Apa, mengapa, untuk apa, bagaimana, pada siapa, oleh siapa, kapan & di mana pelaksanaan Bimbingan & Penyuluhan dilaksanakan pula belum terang. Oleh siapa panduan & penyuluhan dilaksanakan, di sekolah banyak terjadi diberikan pada guru-guru senior, guru-guru yg mau pensiun, guru mata pelajaran yg kurang jam mengajarnya untuk menyanggupi tuntutan angka kreditnya. Guru-guru ini jelas sebagian besar tak menguasai & memang tak disediakan untuk menjadi Guru Pembimbing. Kesan yg tertangkap di masyarakat terutama orang tua murid Bimbingan Penyuluhan tugasnya menuntaskan anak yg bermasalah. Sehingga tatkala orang renta diundang ke sekolah apalagi yg memanggil Guru Pembimbing, orang tua menjadi malu, & dr rumah sudah berpikir ada apa dgn anaknya, bermasalah atau mempunyai problem apakah. Dari sisi pengawasan, pula belum terang arah & pelaksanaan pengawasannya. Selain itu dgn teladan yg tak terang tersebut menimbulkan:

  • Guru BP (sekarang Konselor Sekolah) belum mampu mengoptimalisasikan tugas & fungsinya dlm memperlihatkan pelayanan terhadap siswa yg menjadi tanggungjawabnya. Yang terjadi malah guru pembimbing ditugasi mengajarkan salah satu mata pelajaran seperti Bahasa Indonesia, Kesenian, dsb.nya.
  • Guru Pembimbing merangkap pustakawan, pengumpul & pengolah nilai siswa dlm kelaskelas tertentu serta berfungsi selaku guru piket & guru pengganti bagi guru mata pelajaran yg berhalangan hadir.
  • Guru Pembimbing ditugasi sebagai “polisi sekolah” yg mengurusi & menghakimi para siswa yg tak mematuhi peraturan sekolah seperti terlambat masuk, tak menggunakan busana seragam atau baju yg dikeluarkan dr celana atau rok.
  • Kepala Sekolah tak mampu melakukan pengawasan, lantaran tak mengerti program pelayanan serta belum mampu memfasilitasi kesibukan layanan bimbingan di sekolahnya.
  • Terjadi persepsi & persepsi yg keliru dr personil sekolah kepada peran & fungsi guru pembimbing, sehingga tak terjalin kolaborasi sebagaimana yg diharapkan dlm organisasi bimbingan & konseling.Kondisi-keadaan seperti di atas, nyaris terjadi pada setiap sekolah di Indonesia.

Lahirnya Pola 17 Plus

Program layanan bimbingan Konseling tak mampu berjalan dgn efektif apabila tak didukung dgn profesionalismenya guru BK tersebut dlm melayani siswanya dgn terprogram dengan-cara efektif apabila kurang atau tak disokong aspek lain, misalnya faktor pengalaman melakukan pekerjaan .

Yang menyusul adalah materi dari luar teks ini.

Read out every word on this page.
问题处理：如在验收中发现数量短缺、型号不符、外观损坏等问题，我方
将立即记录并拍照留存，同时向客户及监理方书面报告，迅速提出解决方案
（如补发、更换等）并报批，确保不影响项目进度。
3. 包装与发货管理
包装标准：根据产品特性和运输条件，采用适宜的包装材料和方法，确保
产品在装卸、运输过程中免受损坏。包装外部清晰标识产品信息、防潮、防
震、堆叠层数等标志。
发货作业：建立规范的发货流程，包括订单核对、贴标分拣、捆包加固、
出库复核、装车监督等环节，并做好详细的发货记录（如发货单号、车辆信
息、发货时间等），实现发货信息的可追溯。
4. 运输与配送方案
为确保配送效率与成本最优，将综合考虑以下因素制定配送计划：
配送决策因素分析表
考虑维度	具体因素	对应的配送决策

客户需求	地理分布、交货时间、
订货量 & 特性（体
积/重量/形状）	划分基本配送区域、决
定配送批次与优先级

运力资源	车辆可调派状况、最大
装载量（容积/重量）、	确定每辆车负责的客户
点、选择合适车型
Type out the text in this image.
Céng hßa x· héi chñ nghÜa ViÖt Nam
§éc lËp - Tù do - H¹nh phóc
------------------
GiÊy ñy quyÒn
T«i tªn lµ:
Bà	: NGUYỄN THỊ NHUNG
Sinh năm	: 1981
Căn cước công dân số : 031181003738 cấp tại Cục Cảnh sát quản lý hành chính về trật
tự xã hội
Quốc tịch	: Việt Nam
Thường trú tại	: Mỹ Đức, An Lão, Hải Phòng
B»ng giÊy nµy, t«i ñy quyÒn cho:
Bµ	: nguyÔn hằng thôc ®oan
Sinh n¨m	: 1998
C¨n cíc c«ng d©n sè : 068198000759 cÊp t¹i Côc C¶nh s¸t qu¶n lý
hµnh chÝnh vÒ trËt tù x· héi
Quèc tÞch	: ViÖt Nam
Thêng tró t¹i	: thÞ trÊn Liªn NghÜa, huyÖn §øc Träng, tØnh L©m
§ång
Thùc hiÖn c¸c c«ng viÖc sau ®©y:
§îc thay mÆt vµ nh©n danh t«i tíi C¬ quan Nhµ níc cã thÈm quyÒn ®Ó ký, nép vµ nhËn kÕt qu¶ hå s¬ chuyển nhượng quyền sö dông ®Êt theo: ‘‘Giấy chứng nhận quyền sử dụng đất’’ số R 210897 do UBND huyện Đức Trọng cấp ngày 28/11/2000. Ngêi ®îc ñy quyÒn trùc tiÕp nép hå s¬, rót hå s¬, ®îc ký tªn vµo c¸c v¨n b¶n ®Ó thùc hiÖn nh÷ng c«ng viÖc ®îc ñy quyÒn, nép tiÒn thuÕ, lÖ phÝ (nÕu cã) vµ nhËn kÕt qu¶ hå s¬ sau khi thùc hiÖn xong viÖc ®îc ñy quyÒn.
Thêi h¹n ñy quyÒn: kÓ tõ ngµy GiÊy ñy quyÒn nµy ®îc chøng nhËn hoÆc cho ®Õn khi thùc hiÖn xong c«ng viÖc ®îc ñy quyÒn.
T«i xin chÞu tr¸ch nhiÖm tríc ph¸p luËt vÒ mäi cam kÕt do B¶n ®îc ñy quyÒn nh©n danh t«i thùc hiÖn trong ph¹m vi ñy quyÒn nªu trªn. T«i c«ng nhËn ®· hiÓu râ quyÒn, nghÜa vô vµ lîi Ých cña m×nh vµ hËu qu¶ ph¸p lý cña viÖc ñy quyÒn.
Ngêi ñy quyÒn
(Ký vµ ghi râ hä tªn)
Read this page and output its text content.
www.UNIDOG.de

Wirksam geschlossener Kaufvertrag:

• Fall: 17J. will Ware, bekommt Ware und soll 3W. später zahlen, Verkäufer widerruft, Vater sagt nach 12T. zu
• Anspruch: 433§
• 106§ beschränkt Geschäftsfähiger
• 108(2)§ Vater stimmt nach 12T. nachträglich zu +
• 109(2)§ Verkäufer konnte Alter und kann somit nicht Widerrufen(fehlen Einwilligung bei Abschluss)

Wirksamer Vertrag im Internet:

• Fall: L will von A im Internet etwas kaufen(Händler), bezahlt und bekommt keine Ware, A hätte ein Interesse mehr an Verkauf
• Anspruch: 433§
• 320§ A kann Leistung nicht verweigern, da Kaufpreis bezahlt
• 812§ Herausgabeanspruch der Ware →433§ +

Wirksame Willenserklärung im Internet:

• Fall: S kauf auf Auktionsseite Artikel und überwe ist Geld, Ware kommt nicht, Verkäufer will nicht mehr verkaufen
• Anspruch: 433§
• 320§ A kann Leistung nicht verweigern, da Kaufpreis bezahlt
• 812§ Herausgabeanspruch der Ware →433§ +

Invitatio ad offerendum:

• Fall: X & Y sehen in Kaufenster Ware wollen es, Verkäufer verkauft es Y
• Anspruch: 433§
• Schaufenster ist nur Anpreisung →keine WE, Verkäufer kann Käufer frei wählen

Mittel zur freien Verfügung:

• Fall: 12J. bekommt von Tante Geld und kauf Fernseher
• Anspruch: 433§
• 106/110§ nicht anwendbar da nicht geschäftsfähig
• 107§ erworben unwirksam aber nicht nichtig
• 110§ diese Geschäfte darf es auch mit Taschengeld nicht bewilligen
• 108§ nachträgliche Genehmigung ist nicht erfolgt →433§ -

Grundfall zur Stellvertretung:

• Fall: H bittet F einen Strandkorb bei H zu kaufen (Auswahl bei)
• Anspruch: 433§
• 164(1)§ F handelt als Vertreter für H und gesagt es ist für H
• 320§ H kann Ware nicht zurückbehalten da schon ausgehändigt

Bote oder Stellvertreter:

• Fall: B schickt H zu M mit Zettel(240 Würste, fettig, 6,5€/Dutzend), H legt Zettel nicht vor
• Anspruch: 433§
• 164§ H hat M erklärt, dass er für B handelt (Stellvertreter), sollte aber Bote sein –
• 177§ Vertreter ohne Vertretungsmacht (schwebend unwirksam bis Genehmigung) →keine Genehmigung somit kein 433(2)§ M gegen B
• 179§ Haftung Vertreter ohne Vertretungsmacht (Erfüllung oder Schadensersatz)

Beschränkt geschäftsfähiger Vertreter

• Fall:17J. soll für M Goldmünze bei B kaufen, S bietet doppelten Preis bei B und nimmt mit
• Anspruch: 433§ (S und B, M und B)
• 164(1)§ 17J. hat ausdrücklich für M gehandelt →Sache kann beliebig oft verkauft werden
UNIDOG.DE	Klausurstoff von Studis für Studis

Layanan konseling yg diberikan pada penerima didik untuk mencar ilmu dgn efektif. Efektivitas konseling dapat tercapai bila seorang konselor atau guru pembimbing melaksanakan teladan 17, antara lain:

  1. bidang tutorial langsung,
  2. bidang tutorial sosial,
  3. bidang tutorial belajar,
  4. bidang tutorial karier.

Sedangkan tujuh layanan panduan & konseling meliputi :

  1. layanan orientasi,
  2. layanan isu,
  3. layanan penempatan & pengukuran,
  4. layanan pembelajaran,
  5. layanan konseling individual,
  6. layanan tutorial kelompok,
  7. konseling kalangan.

Dan lima aktivitas penunjang layanan tutorial & konseling, meliputi:

  1. aplikasi instrumentasi,
  2. himpunan data & studi kasus,
  3. kunjungan rumah, dan
  4. alih tangan kasus.

Jika pola 17 tutorial konseling mampu dilaksanakan maksimal, terprogram, & berkualitas, mampu menunjang hasil mencar ilmu siswa. Pelaksanaan bimbingan konseling teladan 17 tersebut dapat optimal apabila dlm kurikulum diberikan alokasi waktu sekurang-kurangnya1 jam pelajaran sehingga empat bidang tutorial, delapan layanan, & lima kesibukan penunjang dapat diberikan pada seluruh siswa & bukan pada siswa yg memiliki masalah saja.